If your product sucks, you will just hear…nothing. If customers give you feedback and you do not hit the mark again, they just give up. It’s not worth their time to complain into the void. And it is really hard to get better without feedback! When customers disengage from the product development process, it starts a death spiral where you lack the customer insights to build the features to be competitive.

All of the above is especially true in low-NPS software categories. 

In the age of AI, building anything is easy. Knowing what to build, that is hard.

Marloo’s ‘go slow to go fast’ philosophy at the founding of the company ensured that they understood the pain points of the customer innately, and so could build on the right foundations. 
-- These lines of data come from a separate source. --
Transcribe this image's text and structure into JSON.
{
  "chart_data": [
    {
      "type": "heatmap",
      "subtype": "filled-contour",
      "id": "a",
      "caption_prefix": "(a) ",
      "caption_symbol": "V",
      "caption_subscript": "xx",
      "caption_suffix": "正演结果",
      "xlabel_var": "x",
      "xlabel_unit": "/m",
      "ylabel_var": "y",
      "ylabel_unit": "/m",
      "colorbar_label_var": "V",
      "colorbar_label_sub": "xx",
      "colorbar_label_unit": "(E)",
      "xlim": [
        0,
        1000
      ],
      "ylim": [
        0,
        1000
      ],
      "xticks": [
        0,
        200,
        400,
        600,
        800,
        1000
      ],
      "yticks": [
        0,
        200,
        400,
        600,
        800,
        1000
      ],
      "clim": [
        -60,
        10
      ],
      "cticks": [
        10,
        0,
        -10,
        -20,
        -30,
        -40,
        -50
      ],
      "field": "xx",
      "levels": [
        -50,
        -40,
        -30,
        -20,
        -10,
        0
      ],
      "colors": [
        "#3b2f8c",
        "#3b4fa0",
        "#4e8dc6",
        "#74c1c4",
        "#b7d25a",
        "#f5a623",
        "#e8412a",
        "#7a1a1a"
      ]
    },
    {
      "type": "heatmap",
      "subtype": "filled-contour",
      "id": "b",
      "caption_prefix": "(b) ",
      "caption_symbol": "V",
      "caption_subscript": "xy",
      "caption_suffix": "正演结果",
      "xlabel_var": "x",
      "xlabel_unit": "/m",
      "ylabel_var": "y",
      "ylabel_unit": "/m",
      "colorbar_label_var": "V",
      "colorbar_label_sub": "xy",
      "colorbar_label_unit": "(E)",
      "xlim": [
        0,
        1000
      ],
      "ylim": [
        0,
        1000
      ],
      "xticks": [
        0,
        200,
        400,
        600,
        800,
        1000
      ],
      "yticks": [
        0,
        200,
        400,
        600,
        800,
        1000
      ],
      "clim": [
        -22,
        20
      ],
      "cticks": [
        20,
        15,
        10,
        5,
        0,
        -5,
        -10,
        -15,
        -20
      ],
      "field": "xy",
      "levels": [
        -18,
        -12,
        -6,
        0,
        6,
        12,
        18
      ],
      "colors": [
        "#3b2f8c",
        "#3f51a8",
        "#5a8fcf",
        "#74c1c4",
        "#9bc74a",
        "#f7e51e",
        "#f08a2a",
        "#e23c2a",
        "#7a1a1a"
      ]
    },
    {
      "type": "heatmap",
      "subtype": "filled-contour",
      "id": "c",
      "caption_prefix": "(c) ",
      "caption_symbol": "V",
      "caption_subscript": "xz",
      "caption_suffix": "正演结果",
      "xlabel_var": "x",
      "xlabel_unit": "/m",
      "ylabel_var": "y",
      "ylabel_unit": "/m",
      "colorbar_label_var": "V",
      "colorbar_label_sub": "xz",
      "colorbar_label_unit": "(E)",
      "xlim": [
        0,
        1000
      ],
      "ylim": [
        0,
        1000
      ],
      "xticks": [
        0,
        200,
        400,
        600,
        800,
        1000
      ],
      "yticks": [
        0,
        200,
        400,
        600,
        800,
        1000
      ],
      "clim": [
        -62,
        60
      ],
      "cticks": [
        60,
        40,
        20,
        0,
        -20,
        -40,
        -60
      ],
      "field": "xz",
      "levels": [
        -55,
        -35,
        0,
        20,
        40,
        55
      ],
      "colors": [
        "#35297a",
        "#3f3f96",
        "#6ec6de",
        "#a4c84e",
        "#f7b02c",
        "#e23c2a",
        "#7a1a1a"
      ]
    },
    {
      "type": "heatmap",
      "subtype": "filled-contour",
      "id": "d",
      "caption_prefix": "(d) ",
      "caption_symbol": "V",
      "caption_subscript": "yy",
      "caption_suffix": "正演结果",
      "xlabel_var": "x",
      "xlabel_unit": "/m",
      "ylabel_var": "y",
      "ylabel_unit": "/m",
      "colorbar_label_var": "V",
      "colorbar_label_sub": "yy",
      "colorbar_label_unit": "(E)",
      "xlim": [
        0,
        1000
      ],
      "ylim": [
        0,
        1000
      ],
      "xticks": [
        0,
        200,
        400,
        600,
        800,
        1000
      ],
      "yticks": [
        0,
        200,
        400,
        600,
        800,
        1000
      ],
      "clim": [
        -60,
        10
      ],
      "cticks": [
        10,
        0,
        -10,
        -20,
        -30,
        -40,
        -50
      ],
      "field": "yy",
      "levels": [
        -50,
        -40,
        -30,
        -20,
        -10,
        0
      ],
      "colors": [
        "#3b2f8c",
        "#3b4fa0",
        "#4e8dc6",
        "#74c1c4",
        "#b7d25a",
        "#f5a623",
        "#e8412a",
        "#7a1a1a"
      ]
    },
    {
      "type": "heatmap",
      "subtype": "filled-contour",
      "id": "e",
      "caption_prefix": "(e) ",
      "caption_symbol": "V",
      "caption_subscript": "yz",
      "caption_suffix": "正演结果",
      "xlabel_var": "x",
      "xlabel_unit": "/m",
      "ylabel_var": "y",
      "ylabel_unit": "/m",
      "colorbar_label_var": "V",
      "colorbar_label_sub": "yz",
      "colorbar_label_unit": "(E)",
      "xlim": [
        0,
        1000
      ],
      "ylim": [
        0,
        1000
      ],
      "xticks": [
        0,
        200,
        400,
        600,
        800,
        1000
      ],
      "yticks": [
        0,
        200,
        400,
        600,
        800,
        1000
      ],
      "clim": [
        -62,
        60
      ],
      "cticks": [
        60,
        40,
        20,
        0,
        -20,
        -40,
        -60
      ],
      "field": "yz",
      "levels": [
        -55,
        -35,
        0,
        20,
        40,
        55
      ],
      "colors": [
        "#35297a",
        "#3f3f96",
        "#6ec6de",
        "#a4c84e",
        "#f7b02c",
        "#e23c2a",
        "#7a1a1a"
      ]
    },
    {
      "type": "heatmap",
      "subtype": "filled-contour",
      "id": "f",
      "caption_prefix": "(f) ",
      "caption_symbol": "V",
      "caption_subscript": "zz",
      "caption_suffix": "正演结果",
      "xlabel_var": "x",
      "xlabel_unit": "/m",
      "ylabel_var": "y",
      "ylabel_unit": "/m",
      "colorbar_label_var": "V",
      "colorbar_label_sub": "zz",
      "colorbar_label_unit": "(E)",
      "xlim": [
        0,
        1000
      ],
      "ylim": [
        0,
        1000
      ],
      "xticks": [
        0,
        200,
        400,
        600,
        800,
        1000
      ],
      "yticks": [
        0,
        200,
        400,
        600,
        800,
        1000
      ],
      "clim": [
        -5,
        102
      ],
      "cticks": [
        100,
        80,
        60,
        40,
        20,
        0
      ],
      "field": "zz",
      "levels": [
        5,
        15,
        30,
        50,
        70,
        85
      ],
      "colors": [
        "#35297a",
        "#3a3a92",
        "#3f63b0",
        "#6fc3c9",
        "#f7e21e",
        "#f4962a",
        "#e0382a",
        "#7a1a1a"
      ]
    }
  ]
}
We’ve seen this before, from Canva to Heidi and Halter. Customer love leading to a flywheel of product feedback that yields compounding advantage over time. We believe we’re seeing this unfold at Marloo now, with over 650 firms effectively ‘co-creating’ the best product in the market. And  that is why we’re doubling down in this round.

Empathy at the core

It goes without saying, you can’t fake caring about building a great product for your customers. At the heart of Marloo are the founders’ empathy for financial advisers. They truly believe (and have spent most of their careers) trying to increase access to financial wellbeing. 

The insight that Hardy and Shak realised early was that financial advice isn’t really about money. It’s about the key decisions individuals make that determine the kind of life you can live. 

Can we afford to go through IVF? How many rounds?

My relationship is ending. Will I have to sell the house? What can I afford?

I’ve just inherited some money but I’m not sure what to do with it.

Especially in volatile times (in the macro and micro sense), good financial advice is critical. Yet, advisers spend most of their working hours on compliance-driven administrative workflows rather than on clients, limiting the number and kind of clients they can profitably service. It’s why financial advice remains inaccessible to all but the top 10%. But shouldn’t we all have access to good, regulated advice?  What would it take to enable the average advisor to see thousands of clients a year instead of a hundred or so?

People trust advisers to help them navigate some of the most consequential decisions they will ever make. Advisers are people who deserve good tools to help them do their jobs. But most software in this category is decidedly unloveable. 

Marloo will give advisers the ability to grow their business through AI efficiency and enjoy their jobs more. And if Marloo keeps shipping at the velocity it does, the big crazy outcome is not just a beautiful SaiS business. As the cost barrier to entry lowers to delivering personalised advice, it’ll lead to more advisers helping more clients, which will lead to a massive market expansion in the market for financial advice. 

What’s next?

Obviously, world domination.

If you are an operator who is ready to build or to sell, or fancy yourself an AI Ops gun, then check out their careers page. This is one of the highest quality early stage teams you can join. 

Thank you, Hardy and Shak, for trusting us to be your partner again. We could not be prouder to be on the journey!